(picture via amazon.com)
My interest in talking animals has recently jumped off the charts. Following a deeply satisfying read-aloud of Charlotte’s Web, I brought home Eric Carle’s “Slowly, Slowly, Slowly,” Said the Sloth. And there is one final passage that has a remarkable hold on me.
After hearing questions from the other rainforest animals about why he, the sloth, is so slow, boring, quiet and lazy, this is what follows:
The sloth thought and thought and thought for a long, long, long time.
Finally, the sloth replied,
“It is true that I am slow, quiet
And boring. I am lackadaisical,
I dawdle and I dillydally.
I am also unflappable, languid,
stoic, impassive, sluggish,
lethargic, placid, calm, mellow,
Laid-back and, well, slothful!
I am relaxed and tranquil,
And I like to live in peace.
But I am not lazy.”
Then the sloth yawned and said,
“That’s just how I am.
I like to do things
Slowly,
slowly,
slowly.”
What would it take to know oneself so fully and clearly?

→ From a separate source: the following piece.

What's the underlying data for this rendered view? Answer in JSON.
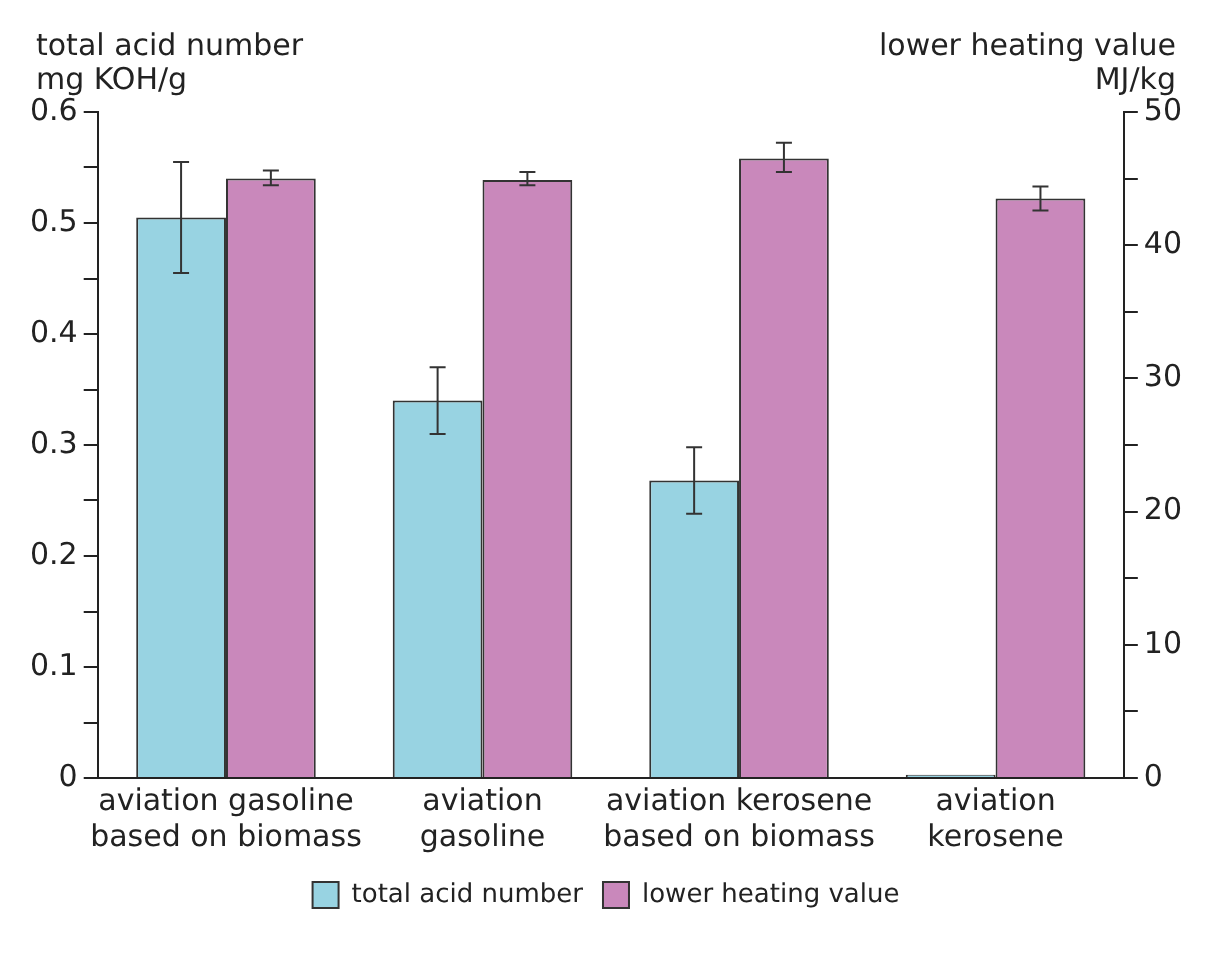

What an absolute gift to know who, how and why you are without a hint of doubt.
For all of my online chatter, including a steady stockpiling of text upon text of insights, outrage or just plain how-to instructions, the courage to proceed slowly, methodically and thoughtfully appears worthy of strengthening. My more recent immersion in social media has not come without a price tag. How I spend my attention, availability and even patience has changed and not necessarily for the better. Thanks to Eric Carle, it may well be time for me to investigate and pursue the way of the sloth. To see just what can be learned in being more of who I am while doing considerably less. The capacity of the sloth to think without speaking, to reflect without simultaneously sharing, to take in the ideas of others without assuming them as his own offers a worthy example.
The sloth reminds me that thinking and reflecting take time; that real understanding hardly comes in bursts – rather, it requires patience and some letting go. Those strike me as hard to come by and stick to these days. And there’s the lesson, waiting, like it always does, like a sloth might.